Theorem. Let $G, G'$ be isomorphic finite abelian $p$-groups. Suppose $$G=A_1 \times \cdots \times A_k, \ G'=B_1 \times \cdots \times B_s$$ where $A_i$ and $B_i$ are cyclic groups of order (resp.) $p^{n_i}$ and $p^{h_i}$, $n_1 \ge \cdots \ge n_k>0$ and $h_1 \ge \dots \ge h_s > 0 \:$. Then $k=s$ and $A_i \cong B_i$ for $i=1,\dots, k$.
All the proofs I have seen of this theorem seem overly technical. They first prove that if two finite abelian groups are isomorphic, then the number of invariants is the same, by confronting the order of the groups $G(p)=\{x^p=e \mid x \in G\}$ and $G'(p)$ (defined analogously). Then they assume there is a $t$ such that $n_t > h_t$ (w.l.o.g.) and derive a contradiction by considering the groups $H= \{ x^{p^{h_t}} \mid x \in G\}$ and $H'= \{ x^{p^{h_t}} \mid x \in G'\}$, which are isomorphic and therefore should have the same number of invariants, but don't.
So I was wondering if I could prove it like this instead (I am omitting some steps to make it easier to read):
Proof. Assume w.l.o.g. that $k\le s$. I'm going to prove that $A_i \cong B_i$ for $i=1,\dots,k \:$ by induction on $i$. Since $p^{n_1}$ is the greatest order of any element in $G$, it must be the greatest order of any element in $G'$ as well, so $B_1$ must have order $p^{n_1}$. [For if $o(B_1)< p^{n_1}$ then no element in $G'$ has order $p^{n_1}$, whereas if $o(B_1)> p^{n_1}$ then there is an element in $G$ of order $>p^{n_1}$, both contradictions.]. Since they are cyclic of the same order, we conclude $A_1 \cong B_1$. This proves the base case.
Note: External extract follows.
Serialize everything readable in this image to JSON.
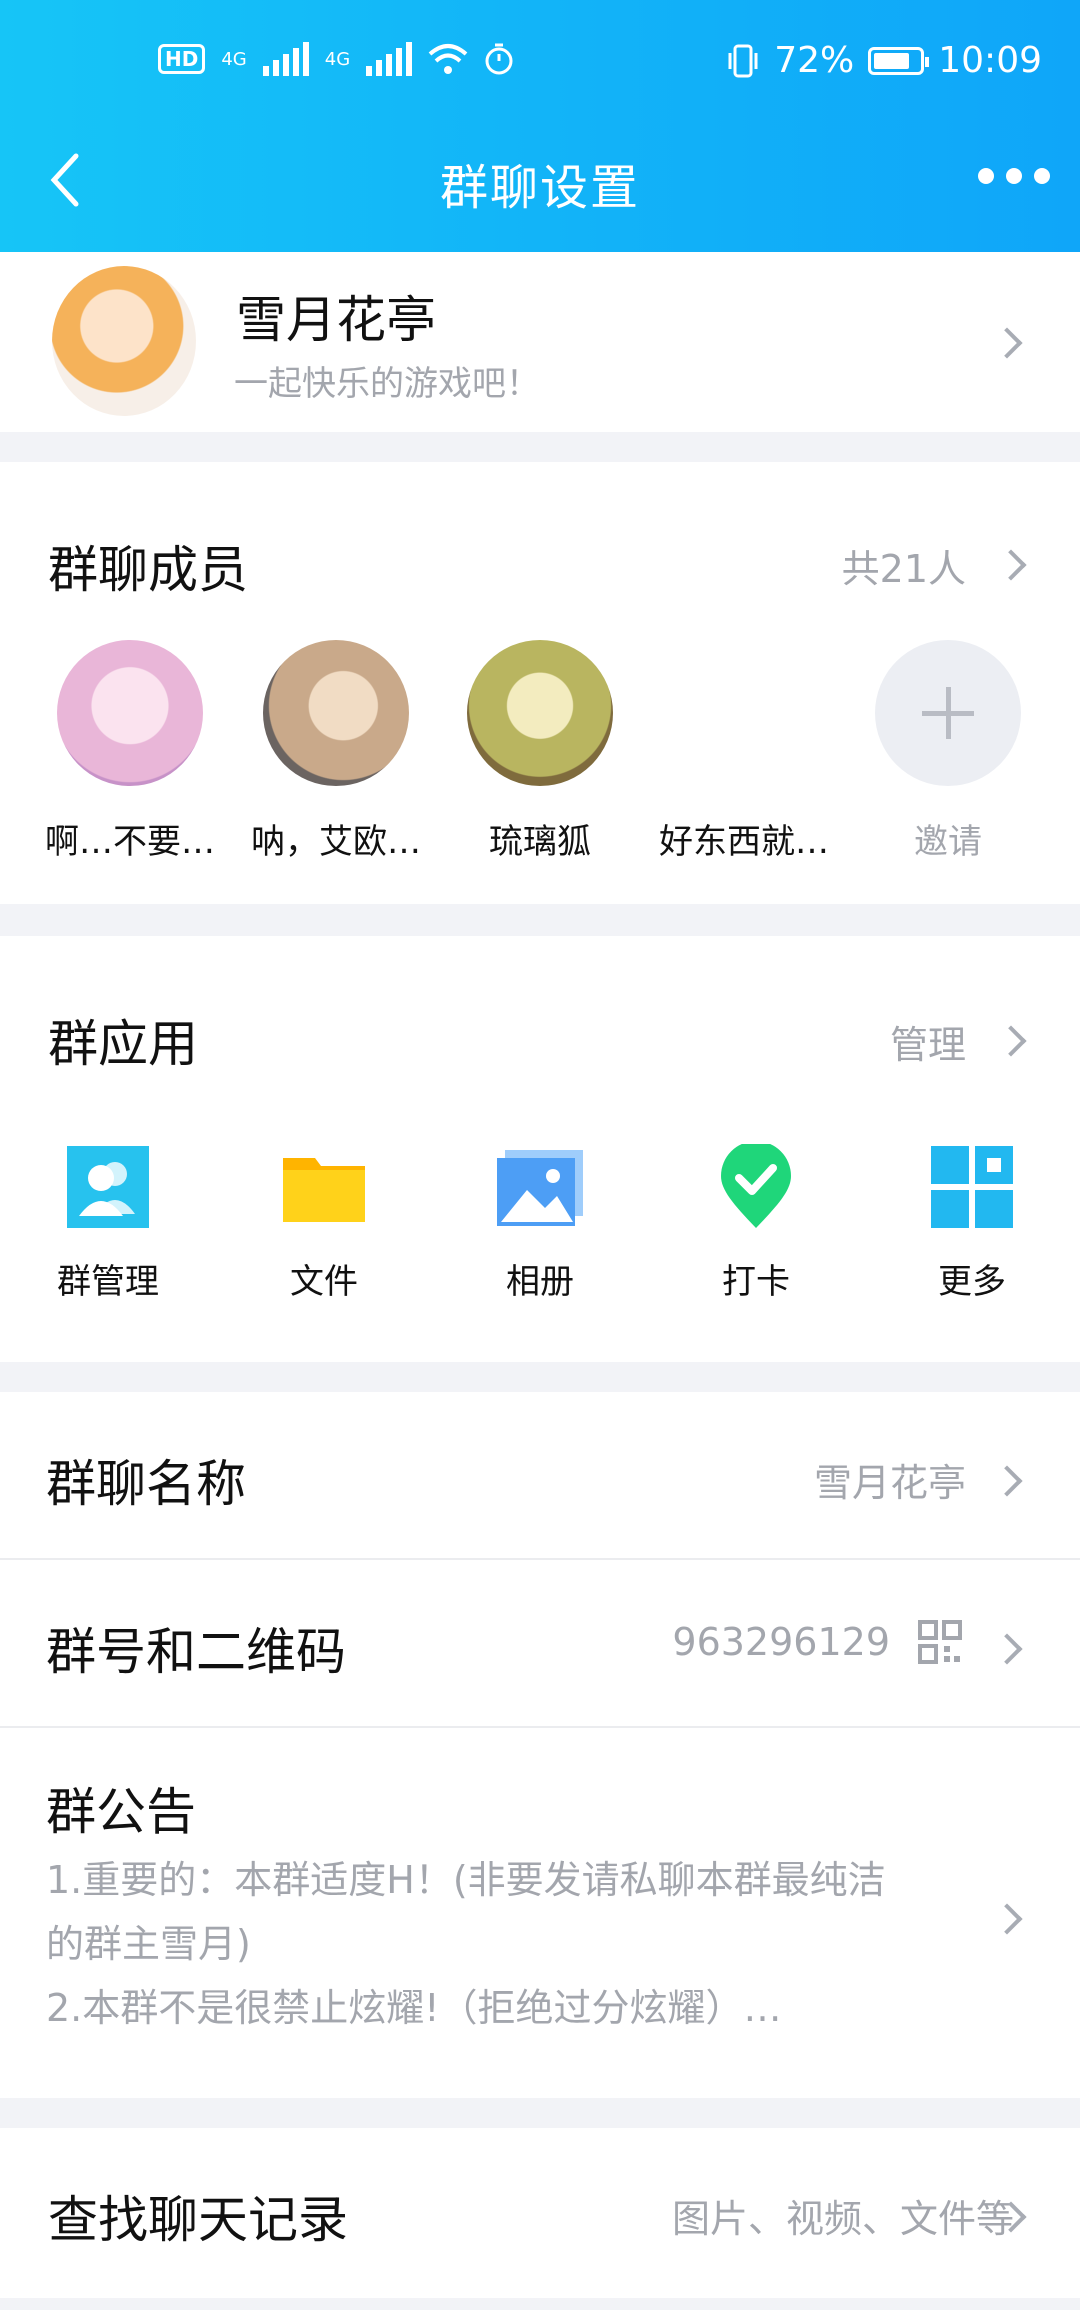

Now assume the statement holds for all $i<d<k$, i.e. $A_i \cong B_i$ for all $i<d$. It is easy to show that $G/(A_1 \times \cdots \times A_{d-1}) \cong A_d \times \cdots \times A_k$ and analogously for $G'$. Since the quotient groups of respectively isomorphic groups are isomorphic, we have $$H=A_d \times \cdots \times A_k \cong B_d \times \cdots \times B_k \times \dots \times B_s=H'$$ But now we can apply the same reasoning used in the first part of this proof to show that $A_d\cong B_d$. The induction is complete, so we get that $A_i \cong B_i$ for $i=1,\dots,k \:$. The fact that $$A_d \times \cdots \times A_k \cong A_d \times \cdots \times A_k \times B_{k+1} \times \dots \times B_s$$ forces $k=s$, because the $B_i$'s aren't trivial by definition. $\square$
This proof is far more intuitive to me. I fail to see an equivalence between this proof and the "standard" proofs which I have sketched above.
Best Answer
Let $G=A_1\times ....\times A_k$ and $G'=B_1\times... \times B_s$ as defined in the question.
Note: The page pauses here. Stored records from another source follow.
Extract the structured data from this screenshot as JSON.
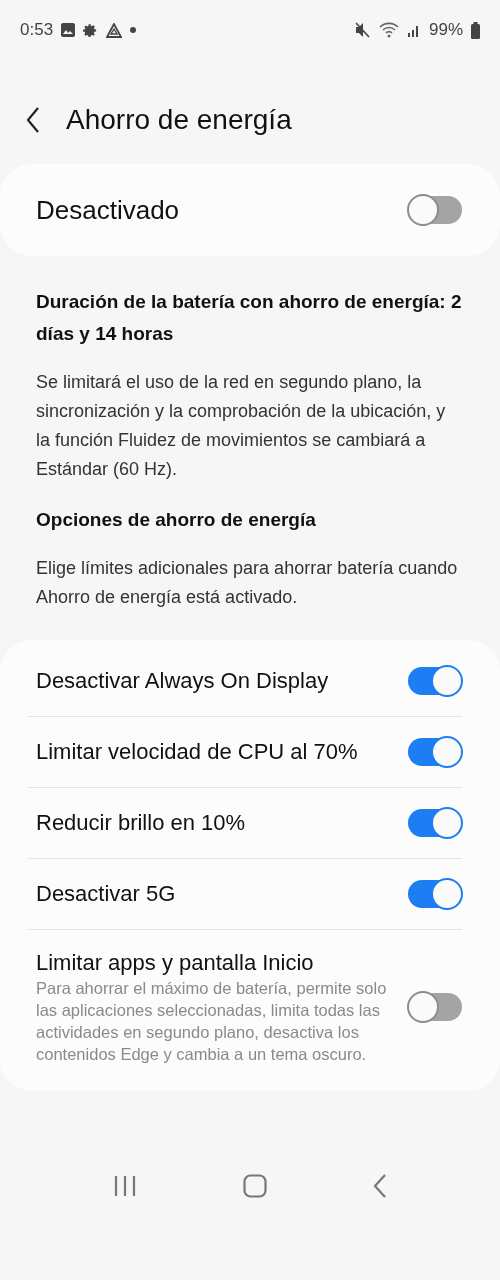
{
  "status_bar": {
    "time": "0:53",
    "battery": "99%"
  },
  "header": {
    "title": "Ahorro de energía"
  },
  "master": {
    "label": "Desactivado",
    "on": false
  },
  "duration": {
    "text": "Duración de la batería con ahorro de energía: 2 días y 14 horas"
  },
  "description": "Se limitará el uso de la red en segundo plano, la sincronización y la comprobación de la ubicación, y la función Fluidez de movimientos se cambiará a Estándar (60 Hz).",
  "options_heading": "Opciones de ahorro de energía",
  "options_description": "Elige límites adicionales para ahorrar batería cuando Ahorro de energía está activado.",
  "options": [
    {
      "label": "Desactivar Always On Display",
      "on": true
    },
    {
      "label": "Limitar velocidad de CPU al 70%",
      "on": true
    },
    {
      "label": "Reducir brillo en 10%",
      "on": true
    },
    {
      "label": "Desactivar 5G",
      "on": true
    },
    {
      "label": "Limitar apps y pantalla Inicio",
      "description": "Para ahorrar el máximo de batería, permite solo las aplicaciones seleccionadas, limita todas las actividades en segundo plano, desactiva los contenidos Edge y cambia a un tema oscuro.",
      "on": false
    }
  ]
}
Claim $1$: First we prove that $k=s$. Clearly an isomorphism preserves the order. The solution of the equation $x^p=1$ in $G$ has $p^k$ solutions and $p^s$ solutions in $G'$. Thus, $k=s$, as desired. (According to your notation, we used the fact that $|G(p)|=|G'(p)|$.)
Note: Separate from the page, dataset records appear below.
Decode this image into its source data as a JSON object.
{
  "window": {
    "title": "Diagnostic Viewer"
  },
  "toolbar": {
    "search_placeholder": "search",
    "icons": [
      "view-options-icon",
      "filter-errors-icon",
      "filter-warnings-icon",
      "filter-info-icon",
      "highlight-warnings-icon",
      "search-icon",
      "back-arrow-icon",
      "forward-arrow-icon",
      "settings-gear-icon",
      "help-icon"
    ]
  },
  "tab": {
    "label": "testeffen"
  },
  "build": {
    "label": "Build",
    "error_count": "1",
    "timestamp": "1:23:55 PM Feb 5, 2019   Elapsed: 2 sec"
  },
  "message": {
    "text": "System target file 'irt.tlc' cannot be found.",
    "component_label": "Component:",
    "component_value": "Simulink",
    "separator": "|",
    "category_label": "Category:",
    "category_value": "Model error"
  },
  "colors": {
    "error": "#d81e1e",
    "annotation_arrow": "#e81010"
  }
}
Claim $2$: $n_i=h_i$ for $1\leq i \leq k.$ We proceed by induction on $|G|$. $$G/G(p)=\overline A_1\times....\times\overline A_{k'}.$$ $$G'/G'(p)=\overline B_1\times....\times\overline B_{s'}.$$
Where $|\overline A_i|=p^{n_i-1}$ and $|\overline B_i|=p^{h_i-1}$. Then we get that $n_i=h_i$ for $i\leq k'$ by induction. Note that $k'$ might be smaller than $k$ as some of the factors might be of order $p$ and they might be vanished in the quotient. Since both $s=k$ and $s'=k'$ by claim $1$, we get that $n_i=h_i=p$ for $i>k'$.
This proof is at least cleaner for me.